Background of the case: Two Danish citizens established Centros Ltd under the UK company law for carrying on a wine import and export business. The company was trading only in Denmark, however. The incorporators clearly stated that they had established the entity under the UK company law solely to avoid the minimum capitalisation requirement for Danish limited liability companies (in Denmark this was 125,000 Danish kroner, while in the UK the minimum capital requirement was £1). The Danish commercial registry considered this to be an unlawful circumvention of the Danish minimum capitalisation rules and so refused to register the company’s branch office in Denmark. The Danish registry justified its enforcement of the rule by the necessity to protect creditors and prevent fraudulent insolvency. Centros Ltd argued that it had the right to be recognised in Denmark under the provisions of freedom of establishment in the EC Treaty, articles 52 and 58. The Danish court referred the matter to the ECJ.
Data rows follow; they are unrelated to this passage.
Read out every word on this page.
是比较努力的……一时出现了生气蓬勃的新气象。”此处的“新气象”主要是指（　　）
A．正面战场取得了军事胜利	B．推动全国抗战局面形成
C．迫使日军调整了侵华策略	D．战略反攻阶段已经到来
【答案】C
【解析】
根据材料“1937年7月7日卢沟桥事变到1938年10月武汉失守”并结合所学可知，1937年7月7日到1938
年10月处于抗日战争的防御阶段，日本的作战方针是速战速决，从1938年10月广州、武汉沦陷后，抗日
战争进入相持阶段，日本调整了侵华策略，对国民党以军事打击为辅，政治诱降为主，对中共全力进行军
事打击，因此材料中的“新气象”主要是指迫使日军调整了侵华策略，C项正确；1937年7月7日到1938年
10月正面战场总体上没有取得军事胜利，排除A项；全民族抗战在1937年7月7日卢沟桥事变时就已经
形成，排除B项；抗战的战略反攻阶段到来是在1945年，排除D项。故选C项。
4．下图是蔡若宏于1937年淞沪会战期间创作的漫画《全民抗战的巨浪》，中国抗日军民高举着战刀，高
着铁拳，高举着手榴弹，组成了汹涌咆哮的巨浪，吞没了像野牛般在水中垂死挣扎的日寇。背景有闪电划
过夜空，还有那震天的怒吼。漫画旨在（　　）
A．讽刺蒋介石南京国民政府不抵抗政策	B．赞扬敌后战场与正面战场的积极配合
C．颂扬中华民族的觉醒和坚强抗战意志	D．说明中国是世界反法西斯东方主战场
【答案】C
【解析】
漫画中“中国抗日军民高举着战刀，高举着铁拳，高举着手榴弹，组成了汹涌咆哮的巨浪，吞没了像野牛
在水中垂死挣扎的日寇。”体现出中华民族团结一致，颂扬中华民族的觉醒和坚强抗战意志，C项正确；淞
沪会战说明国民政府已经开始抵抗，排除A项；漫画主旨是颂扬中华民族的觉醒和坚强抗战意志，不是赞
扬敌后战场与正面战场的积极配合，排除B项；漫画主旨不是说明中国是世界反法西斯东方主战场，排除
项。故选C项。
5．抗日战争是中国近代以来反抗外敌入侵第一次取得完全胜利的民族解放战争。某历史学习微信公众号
The decision: The ECJ held, first, that where a company exercises its freedom of establishment under the EC Treaty, the Member States are prohibited from discriminating against this company on the ground that it was formed in accordance with the law of another Member State in which it has its registered office but does not carry on any business. So, the Danish authorities' refusal to register the branch of the company was contrary to Articles 52 and 58, and it not justified by the aim of protecting creditors by anticipating the risks of fraudulent bankruptcy due to the insolvency of companies having inadequate initial capitalisation. Second, a Member state is not authorised to restrict freedom of establishment on the ground of protecting creditors or preventing fraud if there are other ways of doing so: the national authorities could adopt less restrictive measures, such as enabling creditors to obtain necessary guarantees, or could adopt measures preventing or penalising fraud, if necessary with the cooperation of another Member State. Besides, the Court pointed to there being an opportunity for Member States to adopt harmonising legislation in this area of company law on the European Community level.
That interpretation does not, however, prevent the authorities of the Member State concerned from adopting any appropriate measure for preventing or penalising fraud, either in relation to the company itself, if need be in cooperation with the Member State in which it was formed, or in relation to its members, where it has been established that they are in fact attempting, by means of the formation of a company, to evade their obligations towards private or public creditors established in the territory of the Member State concerned.
Significance and implications: In this leading case the ECJ gave quite a liberal interpretation of the freedom of establishment.